Wendy Kaminer - Wendy Kaminer is an author, lawyer and civil libertarian. She is the author of I'm Dysfunctional, You're Dysfunctional, and was awarded a Guggenheim Fellowship in 1993. More

Wendy Kaminer is a lawyer, social critic and has been a contributing editor of The Atlantic since 1991. She writes about law, liberty, feminism, religion and popular culture and has written seven books, including Free for All; Sleeping with Extra-Terrestrials; and I'm Dysfunctional, You're Dysfunctional. Kaminer worked as a staff attorney in the New York Legal Aid Society and in the New York City Mayor's Office and was awarded a Guggenheim Fellowship in 1993. She is a renowned contrarian who has tackled the issues of censorship and pornography, feminism, pop psychology, gender roles and identities, crime and the criminal-justice system, and gun control. She is now a senior correspondent for The American Prospect and her articles and reviews have appeared in The Atlantic, The New York Times, The Wall Street Journal, Newsweek, The American Prospect, Dissent, The Nation, The Wilson Quarterly, Free Inquiry, and spiked-online.com. Her commentaries have aired on National Public Radio.

Challenges to DOMA have Only Begun

By Wendy Kaminer
Jun 16 2009, 1:54 PM ET Comment

     Gay rights activists outraged by the Obama Administration's disingenuous defense of the Defense of Marriage Act (DOMA) in a pending California case could be vindicated by another challenge to DOMA recently filed by the Boston based, Gay, Lesbian, Advocates & Defenders (GLAD, of which I am a donor.)  Gill v Office of Personnel Management  mounts a strong equal protection challenge to DOMA's definition of marriage as a union between a man and a woman, as it applies to married, same sex couples in Massachusetts who have been denied the federal benefits and entitlements enjoyed by their married, heterosexual neighbors.
   
     In other words, unlike Smelt v U.S., (the California case,) Gill v OPM is not a facial challenge to DOMA - a claim that the law is unconstitutional on its face.  The plaintiffs in Gill are 8 couples and 3 surviving spouses, legally married in Massachusetts, whose applications for marital benefits have been denied under DOMA.   On the facts, the Justice Department cannot claim what it claimed in Smelt -- that the plaintiffs have not been denied any actual benefits for which they have applied.  On the facts, the Department will also be hard pressed to repeat the ridiculous assertion that DOMA represents "federal neutrality toward a new form of marriage."
   
     As Gary Buseck, GLAD's legal director, explains (and I paraphrase): Massachusetts issues one marriage license to gay and heterosexual couples alike, creating one class of married people.  DOMA takes that class and splits it in two, extending a broad array of important rights and benefits to heterosexual couples and denying them to same sex couples.      
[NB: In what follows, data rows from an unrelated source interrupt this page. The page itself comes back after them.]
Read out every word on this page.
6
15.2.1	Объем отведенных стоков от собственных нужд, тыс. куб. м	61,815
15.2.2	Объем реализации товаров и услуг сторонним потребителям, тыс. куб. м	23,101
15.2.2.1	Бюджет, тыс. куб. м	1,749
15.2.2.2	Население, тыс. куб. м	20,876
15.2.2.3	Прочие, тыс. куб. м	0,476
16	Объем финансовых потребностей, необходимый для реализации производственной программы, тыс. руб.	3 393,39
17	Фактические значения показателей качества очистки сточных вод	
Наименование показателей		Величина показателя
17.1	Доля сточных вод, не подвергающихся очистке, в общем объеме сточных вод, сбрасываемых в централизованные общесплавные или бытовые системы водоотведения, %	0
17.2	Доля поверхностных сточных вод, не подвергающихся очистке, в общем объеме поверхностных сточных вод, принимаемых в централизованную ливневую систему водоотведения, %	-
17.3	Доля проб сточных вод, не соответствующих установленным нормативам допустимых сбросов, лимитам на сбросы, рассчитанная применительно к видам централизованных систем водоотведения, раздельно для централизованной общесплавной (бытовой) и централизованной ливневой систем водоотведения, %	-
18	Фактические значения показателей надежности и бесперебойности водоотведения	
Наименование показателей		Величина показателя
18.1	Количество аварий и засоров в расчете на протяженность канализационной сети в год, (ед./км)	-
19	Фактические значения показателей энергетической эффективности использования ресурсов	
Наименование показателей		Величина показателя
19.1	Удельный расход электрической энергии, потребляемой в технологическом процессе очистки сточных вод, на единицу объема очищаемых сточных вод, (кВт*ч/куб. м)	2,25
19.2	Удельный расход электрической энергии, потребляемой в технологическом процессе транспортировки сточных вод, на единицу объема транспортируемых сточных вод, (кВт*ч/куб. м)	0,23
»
     This denial of equal benefits to gay couples was promulgated in the interests of tax justice, according to the Administration. (Really.)  DOMA simply "declines to obligate federal tax-payers in other States to subsidize a form of marriage their own States do not recognize."  This suggests that federal taxpayers have a right not to pay for programs and policies that they or their states oppose, which means I'm not the only American due a huge refund.
  
      The Administration's illogical, amateurish defense of DOMA only highlights the many ways in which it's indefensible.  Reason defeats any effort to dispute the obvious fact that DOMA singles out gay people for disparate treatment under law.  Even a famously nuanced thinker like Obama would have trouble explaining how DOMA's definition of marriage qualifies as neutrality toward gay people or how it ensures fair taxation.  As the GLAD press release states:

     "DOMA wrongly bars the federal government from providing any of the over one thousand federal protections to the many thousands of couples who marry in six states. This notion of "neutrality" ignores the fact that while married same-sex couples pay their full share of income and social security taxes, they are prevented by DOMA from receiving the corresponding same benefits that married heterosexual taxpayers receive. It is the married same-sex couples, not heterosexuals in other parts of the country, who are financially and personally damaged in significant ways by DOMA.  For the Obama administration to suggest otherwise simply departs from both mathematical and legal reality."
  
      Gill v OPM was filed in March 2009, and GLAD is awaiting a federal response. Meanwhile, Obama has not retracted his alleged support for DOMA's repeal, which, according to his Justice Department would represent a repeal of federal fairness and neutrality. The fight over DOMA  should be interesting.